His appearances at the Met Gala are never in costume. Their concept. His Fashion Week looks aren’t about sponsorship. Their statements. He works closely with stylists who understand his desire for fashion to reflect identity and intention. That’s what makes him more than an athlete who dresses well. He’s a cultural curator.
He has also become a blueprint for a new kind of male style icon; one that doesn’t hide emotion behind fabric, one who can wear pearls and power in the same breath, one who isn’t afraid of softness, color, or fluidity. It’s a masculinity that holds space for vulnerability, and it’s becoming more powerful because of it.

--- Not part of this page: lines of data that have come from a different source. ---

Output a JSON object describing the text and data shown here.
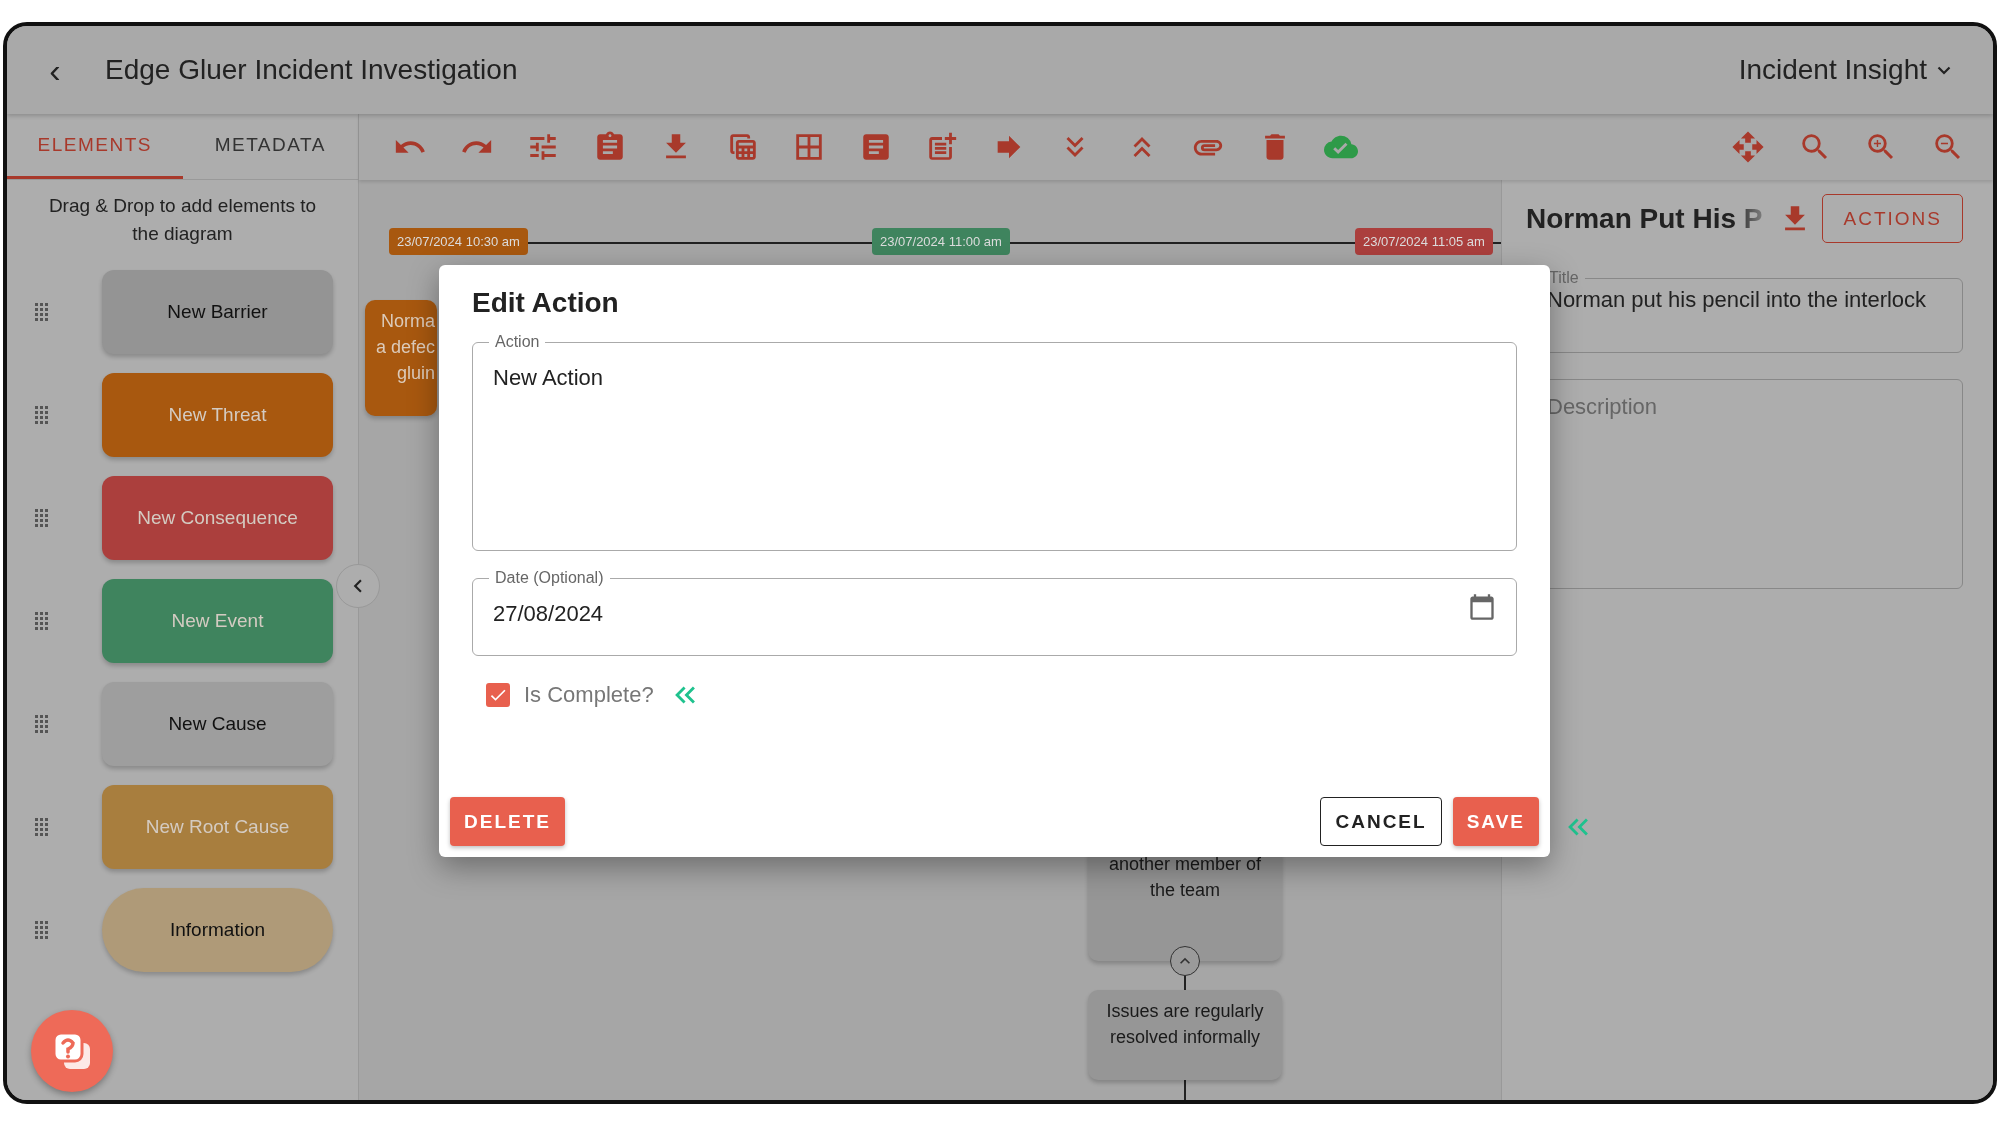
{
  "header": {
    "back": "‹",
    "title": "Edge Gluer Incident Investigation",
    "product": "Incident Insight"
  },
  "sidebar": {
    "tabs": [
      {
        "label": "ELEMENTS",
        "selected": true
      },
      {
        "label": "METADATA",
        "selected": false
      }
    ],
    "hint": "Drag & Drop to add elements to the diagram",
    "elements": [
      {
        "label": "New Barrier",
        "color": "#949494",
        "kind": "rounded"
      },
      {
        "label": "New Threat",
        "color": "#a8580f",
        "kind": "rounded"
      },
      {
        "label": "New Consequence",
        "color": "#ab3f3d",
        "kind": "rounded"
      },
      {
        "label": "New Event",
        "color": "#3f845e",
        "kind": "rounded"
      },
      {
        "label": "New Cause",
        "color": "#9e9e9e",
        "kind": "rounded"
      },
      {
        "label": "New Root Cause",
        "color": "#a87e3e",
        "kind": "rounded"
      },
      {
        "label": "Information",
        "color": "#af9a78",
        "kind": "pill"
      }
    ]
  },
  "canvas": {
    "timeline": [
      {
        "label": "23/07/2024 10:30 am",
        "color": "#a8580f"
      },
      {
        "label": "23/07/2024 11:00 am",
        "color": "#3f845e"
      },
      {
        "label": "23/07/2024 11:05 am",
        "color": "#ab3f3d"
      }
    ],
    "nodes": [
      {
        "text": "Norma\na defec\ngluin",
        "color": "#a8580f"
      },
      {
        "text": "another member of\nthe team",
        "color": "#969696"
      },
      {
        "text": "Issues are regularly\nresolved informally",
        "color": "#969696"
      }
    ]
  },
  "panel": {
    "heading": "Norman Put His P",
    "actions": "ACTIONS",
    "title_label": "Title",
    "title_value": "Norman put his pencil into the interlock",
    "description": {
      "placeholder": "Description"
    }
  },
  "dialog": {
    "title": "Edit Action",
    "action_label": "Action",
    "action_value": "New Action",
    "date_label": "Date (Optional)",
    "date_value": "27/08/2024",
    "complete_label": "Is Complete?",
    "complete": {
      "checked": true
    },
    "delete": "DELETE",
    "cancel": "CANCEL",
    "save": "SAVE"
  }
}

Co-Chair Lewis Hamilton during the Met Gala 2025. Courtesy of John Shearer via Vogue
Pole Position in Fashion, Too
Lewis Hamilton doesn’t just wear clothes; he changes the meaning of wearing them. He challenges stereotypes, amplifies voices, and uses his spotlight with intentional grace. He’s redefining what it means to succeed in spaces not built for you and how to do it with elegance, fire, and imagination.
Fashion has always been a tool. For Hamilton, it’s more than that. It’s a second language. A shield. A mirror. A microphone. A way to show up and say: I’m here. I belong. I’m not shrinking to fit the room; the room needs to grow.
For Lewis, fashion is not just fabric; it’s freedom, protest, and identity in motion.
A look at how one man rewrote the rules of racing and rewired the future of fashion along the way.